There are only ten million scientists in a population of ten billion. So there's no need to worry that they'll be extinct because they're not smart enough. If that was the case, it would have happened already.

I don't think AI is going to become conscious. Penrose's Orchestrated Objective Reduction (Orch-OR) theory suggests that consciousness requires biological neurons with microtubules and a quantum environment. It's not a proven theory, but I can prove it right now. We have scientific evidence that some birds have self-consciousness because they can recognise themselves in a mirror even if their brains don't have many neurons. We can also see that modern AI (LLMs) which are smarter than most humans still don't have self-consciousness. So the consciousness comes from the biology neurons, not from their structure.

AI doesn't have biology neurons, so it would not become conscious.

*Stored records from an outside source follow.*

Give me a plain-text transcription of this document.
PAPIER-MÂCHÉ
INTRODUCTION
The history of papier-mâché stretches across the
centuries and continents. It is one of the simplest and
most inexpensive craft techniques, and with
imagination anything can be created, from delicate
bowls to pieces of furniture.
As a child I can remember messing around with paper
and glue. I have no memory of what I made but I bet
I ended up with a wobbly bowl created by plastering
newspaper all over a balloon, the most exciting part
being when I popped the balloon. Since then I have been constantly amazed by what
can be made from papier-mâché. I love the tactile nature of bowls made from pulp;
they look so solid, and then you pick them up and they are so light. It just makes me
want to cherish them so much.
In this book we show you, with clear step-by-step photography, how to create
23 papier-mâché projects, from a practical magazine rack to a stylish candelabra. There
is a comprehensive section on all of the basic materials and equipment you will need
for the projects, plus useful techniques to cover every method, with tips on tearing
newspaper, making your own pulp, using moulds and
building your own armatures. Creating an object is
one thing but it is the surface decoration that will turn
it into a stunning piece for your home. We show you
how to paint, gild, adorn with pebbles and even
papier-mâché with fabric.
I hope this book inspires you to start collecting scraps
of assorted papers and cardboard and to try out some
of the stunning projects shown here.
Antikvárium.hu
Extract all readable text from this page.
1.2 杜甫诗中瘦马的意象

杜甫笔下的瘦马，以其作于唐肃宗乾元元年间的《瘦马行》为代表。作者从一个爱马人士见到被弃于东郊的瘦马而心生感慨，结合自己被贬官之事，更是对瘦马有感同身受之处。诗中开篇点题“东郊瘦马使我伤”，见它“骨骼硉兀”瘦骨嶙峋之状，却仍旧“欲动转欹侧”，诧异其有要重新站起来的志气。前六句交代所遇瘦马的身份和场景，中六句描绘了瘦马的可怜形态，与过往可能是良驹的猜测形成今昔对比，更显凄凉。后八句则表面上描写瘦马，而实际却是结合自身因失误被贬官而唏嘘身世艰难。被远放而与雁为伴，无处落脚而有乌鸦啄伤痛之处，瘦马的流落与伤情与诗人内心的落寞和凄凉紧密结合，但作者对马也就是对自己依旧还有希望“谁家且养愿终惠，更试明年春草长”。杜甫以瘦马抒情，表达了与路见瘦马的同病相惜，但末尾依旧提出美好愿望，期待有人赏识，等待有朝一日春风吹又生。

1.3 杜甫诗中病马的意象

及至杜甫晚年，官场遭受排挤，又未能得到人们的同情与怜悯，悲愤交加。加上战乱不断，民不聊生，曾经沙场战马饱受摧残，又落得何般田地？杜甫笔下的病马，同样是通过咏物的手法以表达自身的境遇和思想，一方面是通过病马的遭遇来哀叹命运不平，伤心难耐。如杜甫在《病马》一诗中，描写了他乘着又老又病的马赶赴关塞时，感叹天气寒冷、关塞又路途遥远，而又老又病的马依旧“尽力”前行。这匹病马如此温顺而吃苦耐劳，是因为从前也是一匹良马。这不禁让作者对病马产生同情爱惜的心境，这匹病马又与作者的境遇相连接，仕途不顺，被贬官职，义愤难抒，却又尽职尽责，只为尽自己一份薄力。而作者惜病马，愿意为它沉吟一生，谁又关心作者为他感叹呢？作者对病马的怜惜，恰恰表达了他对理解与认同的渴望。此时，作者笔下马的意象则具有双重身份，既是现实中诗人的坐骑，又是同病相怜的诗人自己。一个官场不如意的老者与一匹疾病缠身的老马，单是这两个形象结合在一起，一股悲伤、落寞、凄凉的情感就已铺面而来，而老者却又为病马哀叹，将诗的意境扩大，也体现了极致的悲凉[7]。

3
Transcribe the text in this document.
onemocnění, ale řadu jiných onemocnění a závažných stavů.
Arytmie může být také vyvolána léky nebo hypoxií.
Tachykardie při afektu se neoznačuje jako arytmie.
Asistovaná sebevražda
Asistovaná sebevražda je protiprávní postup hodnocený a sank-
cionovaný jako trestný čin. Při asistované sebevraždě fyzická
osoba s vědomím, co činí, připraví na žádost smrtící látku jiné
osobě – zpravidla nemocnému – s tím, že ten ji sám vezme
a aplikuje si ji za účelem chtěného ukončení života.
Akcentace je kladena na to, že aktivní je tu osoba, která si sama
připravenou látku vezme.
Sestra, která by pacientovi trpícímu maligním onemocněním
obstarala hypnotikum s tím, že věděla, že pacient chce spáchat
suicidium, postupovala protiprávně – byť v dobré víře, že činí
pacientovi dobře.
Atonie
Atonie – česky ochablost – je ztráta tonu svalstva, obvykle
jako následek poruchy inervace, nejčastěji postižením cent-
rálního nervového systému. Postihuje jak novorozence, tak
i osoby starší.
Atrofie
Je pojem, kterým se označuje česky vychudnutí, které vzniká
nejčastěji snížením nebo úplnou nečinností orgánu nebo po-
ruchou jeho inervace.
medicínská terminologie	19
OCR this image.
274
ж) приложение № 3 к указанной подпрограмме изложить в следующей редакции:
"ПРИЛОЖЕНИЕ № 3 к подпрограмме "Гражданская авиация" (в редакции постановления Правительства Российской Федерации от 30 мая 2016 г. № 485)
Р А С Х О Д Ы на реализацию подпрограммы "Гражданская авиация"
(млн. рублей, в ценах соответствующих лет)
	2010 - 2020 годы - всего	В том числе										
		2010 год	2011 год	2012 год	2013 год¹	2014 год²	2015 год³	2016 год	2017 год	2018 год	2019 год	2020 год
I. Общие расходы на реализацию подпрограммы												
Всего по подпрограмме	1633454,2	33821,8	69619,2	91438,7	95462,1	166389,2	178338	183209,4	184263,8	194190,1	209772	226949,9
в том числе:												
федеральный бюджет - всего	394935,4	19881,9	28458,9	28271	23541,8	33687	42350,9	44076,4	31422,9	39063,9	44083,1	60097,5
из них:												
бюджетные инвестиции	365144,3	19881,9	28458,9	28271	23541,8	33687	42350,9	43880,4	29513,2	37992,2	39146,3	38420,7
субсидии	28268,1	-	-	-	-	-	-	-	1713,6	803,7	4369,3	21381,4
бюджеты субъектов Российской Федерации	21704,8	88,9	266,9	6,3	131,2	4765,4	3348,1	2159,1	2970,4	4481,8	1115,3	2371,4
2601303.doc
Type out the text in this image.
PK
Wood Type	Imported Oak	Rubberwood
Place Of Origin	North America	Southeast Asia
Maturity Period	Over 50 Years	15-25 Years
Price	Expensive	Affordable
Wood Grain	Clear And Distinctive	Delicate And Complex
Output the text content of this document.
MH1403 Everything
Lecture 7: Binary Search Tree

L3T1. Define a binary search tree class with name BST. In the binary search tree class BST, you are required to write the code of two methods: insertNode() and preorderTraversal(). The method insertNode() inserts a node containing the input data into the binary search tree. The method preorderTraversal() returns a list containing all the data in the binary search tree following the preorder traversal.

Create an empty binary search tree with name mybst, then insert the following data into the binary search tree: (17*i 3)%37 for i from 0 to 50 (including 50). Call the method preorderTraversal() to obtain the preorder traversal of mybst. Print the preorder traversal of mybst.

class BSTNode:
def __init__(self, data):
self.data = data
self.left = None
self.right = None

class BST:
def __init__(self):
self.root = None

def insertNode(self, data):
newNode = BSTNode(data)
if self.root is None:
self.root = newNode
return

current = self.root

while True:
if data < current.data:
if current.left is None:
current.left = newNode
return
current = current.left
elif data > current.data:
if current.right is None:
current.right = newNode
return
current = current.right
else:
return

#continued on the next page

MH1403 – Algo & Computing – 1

People have been sold the idea that neural nets have something to do with neurons, which the don't. They are just a statistical connectionist model that were almost dropped until Grossberg decided - against his better judgment - to call them NN's almost 40 years ago. As von Neumann explained in the Computer and the Brain, a neuron is both binary and analogue, and that was before people knew about quantum effects, so this is all just hype. Also there are over a hundred different types of neurons!
It's good that some people understand the subject, but how much damage will Musk and Altman do before the public realise they are just conmen.
 
To avoid being wrong. He's thrown out a window from 3 to 15 years.
Put a few zeros after those numbers and it might be close. The fact is it will never happen with von Neumann binary computers, but as long as he can fool a few more VC's, that's all he cares about.
 
I just love these pie-in-the-sky guys. Spout a bunch of crap they think dolts will believe so they can make a killing on profit.
The problem is there are a lot of fanboys, so we will just have to wait until the bubble bursts, which hopefully will be before there is too much data centre pollution. The fact that Altman thinks AI will solve this is just sad.